Bask in admiration? That was always nice. He would like, realizing that he didn’t want to talk to Bonnie all that much, to spend the day lazing with her somewhere in deep privacy, naked, their voices meaning nothing. She was the most beautiful woman he had ever touched—excessively, lushly, hugely, almost impersonally glamorous—and he an immature young buck sneaking in where he didn’t deserve to be but, oh, Lord, taking advantage of his luck. That was all; grab it when you could. Did the rest of them have faith and guilt and all that? He had millions, maybe billions, of the long years in which all living matter grappled and slimed and reproduced. He would turn her rosy, melt her into honey—no, something less viscous, more transparent, gaseous, her long thighs helium, her uterus a flower, her belly a heap of wheat set about with lilies, her two breasts like two young roes, that are twins, which feed among the lilies.
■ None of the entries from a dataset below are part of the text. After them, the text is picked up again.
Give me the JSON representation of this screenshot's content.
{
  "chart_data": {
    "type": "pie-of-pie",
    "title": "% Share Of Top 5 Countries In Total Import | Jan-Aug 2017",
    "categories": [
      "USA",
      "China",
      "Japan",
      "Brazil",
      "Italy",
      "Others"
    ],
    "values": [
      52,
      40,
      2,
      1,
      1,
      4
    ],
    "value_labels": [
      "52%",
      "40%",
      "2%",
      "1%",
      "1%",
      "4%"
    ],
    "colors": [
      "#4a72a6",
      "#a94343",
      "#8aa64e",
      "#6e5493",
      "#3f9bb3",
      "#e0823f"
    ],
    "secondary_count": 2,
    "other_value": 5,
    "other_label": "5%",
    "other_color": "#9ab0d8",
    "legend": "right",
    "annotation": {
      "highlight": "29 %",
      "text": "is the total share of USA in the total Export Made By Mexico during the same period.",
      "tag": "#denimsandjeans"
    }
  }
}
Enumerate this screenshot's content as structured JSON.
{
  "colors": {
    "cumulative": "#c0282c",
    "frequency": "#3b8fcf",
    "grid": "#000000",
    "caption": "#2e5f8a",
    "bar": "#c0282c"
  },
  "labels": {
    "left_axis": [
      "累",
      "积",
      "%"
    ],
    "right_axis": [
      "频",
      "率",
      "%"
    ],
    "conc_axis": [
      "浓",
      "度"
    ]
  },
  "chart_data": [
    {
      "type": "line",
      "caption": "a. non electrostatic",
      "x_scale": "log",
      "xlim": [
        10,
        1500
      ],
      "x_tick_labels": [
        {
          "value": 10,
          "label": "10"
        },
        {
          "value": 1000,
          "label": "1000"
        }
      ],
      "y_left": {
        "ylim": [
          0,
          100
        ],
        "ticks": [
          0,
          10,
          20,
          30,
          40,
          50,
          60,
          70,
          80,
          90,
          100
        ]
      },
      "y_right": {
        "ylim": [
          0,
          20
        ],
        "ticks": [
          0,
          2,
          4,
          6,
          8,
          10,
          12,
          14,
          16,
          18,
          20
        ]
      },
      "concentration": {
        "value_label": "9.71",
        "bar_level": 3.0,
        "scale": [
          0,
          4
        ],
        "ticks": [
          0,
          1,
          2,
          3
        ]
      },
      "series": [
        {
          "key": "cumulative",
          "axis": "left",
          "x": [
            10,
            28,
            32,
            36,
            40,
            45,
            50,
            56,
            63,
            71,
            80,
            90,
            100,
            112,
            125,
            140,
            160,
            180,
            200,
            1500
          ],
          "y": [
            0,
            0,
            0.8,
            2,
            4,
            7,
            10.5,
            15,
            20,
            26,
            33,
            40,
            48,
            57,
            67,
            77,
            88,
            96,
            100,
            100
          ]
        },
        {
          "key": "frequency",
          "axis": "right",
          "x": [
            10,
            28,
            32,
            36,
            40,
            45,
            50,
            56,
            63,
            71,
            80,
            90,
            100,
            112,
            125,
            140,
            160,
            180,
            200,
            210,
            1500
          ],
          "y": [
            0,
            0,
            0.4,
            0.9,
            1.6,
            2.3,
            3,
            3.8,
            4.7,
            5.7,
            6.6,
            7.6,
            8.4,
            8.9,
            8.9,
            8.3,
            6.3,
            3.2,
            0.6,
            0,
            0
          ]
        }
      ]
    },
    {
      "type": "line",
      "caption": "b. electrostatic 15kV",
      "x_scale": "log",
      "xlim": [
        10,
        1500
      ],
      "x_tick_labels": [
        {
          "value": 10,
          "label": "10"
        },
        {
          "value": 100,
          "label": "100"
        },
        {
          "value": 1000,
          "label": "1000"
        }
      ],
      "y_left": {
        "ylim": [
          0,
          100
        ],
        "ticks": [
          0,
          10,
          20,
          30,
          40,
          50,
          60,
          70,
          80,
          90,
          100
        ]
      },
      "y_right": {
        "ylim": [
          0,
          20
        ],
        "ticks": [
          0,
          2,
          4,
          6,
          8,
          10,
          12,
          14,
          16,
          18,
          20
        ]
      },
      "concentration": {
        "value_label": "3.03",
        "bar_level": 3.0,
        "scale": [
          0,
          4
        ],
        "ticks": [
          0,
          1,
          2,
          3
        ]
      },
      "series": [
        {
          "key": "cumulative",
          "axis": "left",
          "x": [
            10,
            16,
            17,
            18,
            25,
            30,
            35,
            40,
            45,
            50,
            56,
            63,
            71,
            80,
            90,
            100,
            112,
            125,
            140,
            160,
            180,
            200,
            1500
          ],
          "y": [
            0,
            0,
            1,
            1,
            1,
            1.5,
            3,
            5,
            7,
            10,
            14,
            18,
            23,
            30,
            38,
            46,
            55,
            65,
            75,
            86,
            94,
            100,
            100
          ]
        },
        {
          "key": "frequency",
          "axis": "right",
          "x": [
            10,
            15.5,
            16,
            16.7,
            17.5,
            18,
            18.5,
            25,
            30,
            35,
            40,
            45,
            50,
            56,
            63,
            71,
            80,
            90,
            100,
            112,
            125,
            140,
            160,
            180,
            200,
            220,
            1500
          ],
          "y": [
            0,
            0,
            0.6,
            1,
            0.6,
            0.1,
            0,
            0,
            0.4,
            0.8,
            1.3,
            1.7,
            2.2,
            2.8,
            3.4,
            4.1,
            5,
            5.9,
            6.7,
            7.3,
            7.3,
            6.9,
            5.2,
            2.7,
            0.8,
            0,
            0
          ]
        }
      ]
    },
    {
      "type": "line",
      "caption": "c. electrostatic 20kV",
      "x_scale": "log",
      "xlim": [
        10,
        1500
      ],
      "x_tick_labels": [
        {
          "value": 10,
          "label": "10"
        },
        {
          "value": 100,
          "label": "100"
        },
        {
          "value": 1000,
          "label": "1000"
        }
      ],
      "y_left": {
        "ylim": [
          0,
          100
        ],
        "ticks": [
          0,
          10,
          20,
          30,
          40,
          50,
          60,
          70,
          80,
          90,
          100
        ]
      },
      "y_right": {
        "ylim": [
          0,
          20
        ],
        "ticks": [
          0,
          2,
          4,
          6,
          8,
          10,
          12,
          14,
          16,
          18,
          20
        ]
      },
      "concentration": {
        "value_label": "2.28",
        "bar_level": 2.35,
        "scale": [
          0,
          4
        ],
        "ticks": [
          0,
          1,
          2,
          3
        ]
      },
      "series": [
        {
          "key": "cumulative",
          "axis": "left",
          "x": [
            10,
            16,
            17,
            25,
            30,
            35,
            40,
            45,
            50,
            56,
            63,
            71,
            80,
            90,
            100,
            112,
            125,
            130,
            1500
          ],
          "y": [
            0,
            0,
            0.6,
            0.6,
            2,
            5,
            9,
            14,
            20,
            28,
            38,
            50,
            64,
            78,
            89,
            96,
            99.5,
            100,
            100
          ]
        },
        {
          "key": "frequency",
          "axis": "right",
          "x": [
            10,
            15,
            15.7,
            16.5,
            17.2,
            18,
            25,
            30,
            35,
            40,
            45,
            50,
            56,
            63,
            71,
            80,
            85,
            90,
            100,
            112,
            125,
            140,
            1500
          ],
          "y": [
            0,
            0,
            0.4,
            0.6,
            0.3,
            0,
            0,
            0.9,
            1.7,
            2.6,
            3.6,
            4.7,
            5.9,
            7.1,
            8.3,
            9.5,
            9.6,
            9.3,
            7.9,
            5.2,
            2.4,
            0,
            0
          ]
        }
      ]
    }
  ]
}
  Some form of calculation, its terms ethereal, metaphysical, led him down the hallway past the bathroom. The door was open, humid air wafting from it, and the tall goddess stood toweling beside the gurgling tub. Ordinarily he would have glanced and passed by in minor embarrassment, but his glance met hers, and she, who of course had been the one who had left the door open, looked into his eyes and made no gesture of modesty. He could go on, or he could stop; it was a pretty, it was a lovely, it was a generous choice to have given him. All this in a thousandth of a second as he traversed the portal. He stopped, but it was still a gamble as to her intentions as he turned back to her. She gazed calmly into his eyes and toweled the nape of her neck below her piled dark hair. She was the most naked woman he had ever seen. The borders of her were lined by light, the peripheries of her, the subtly concave planes, the dawn-downy fields, the bright hemispheres of her umbered into dark. She let down her hair and fluffed it out, watching him.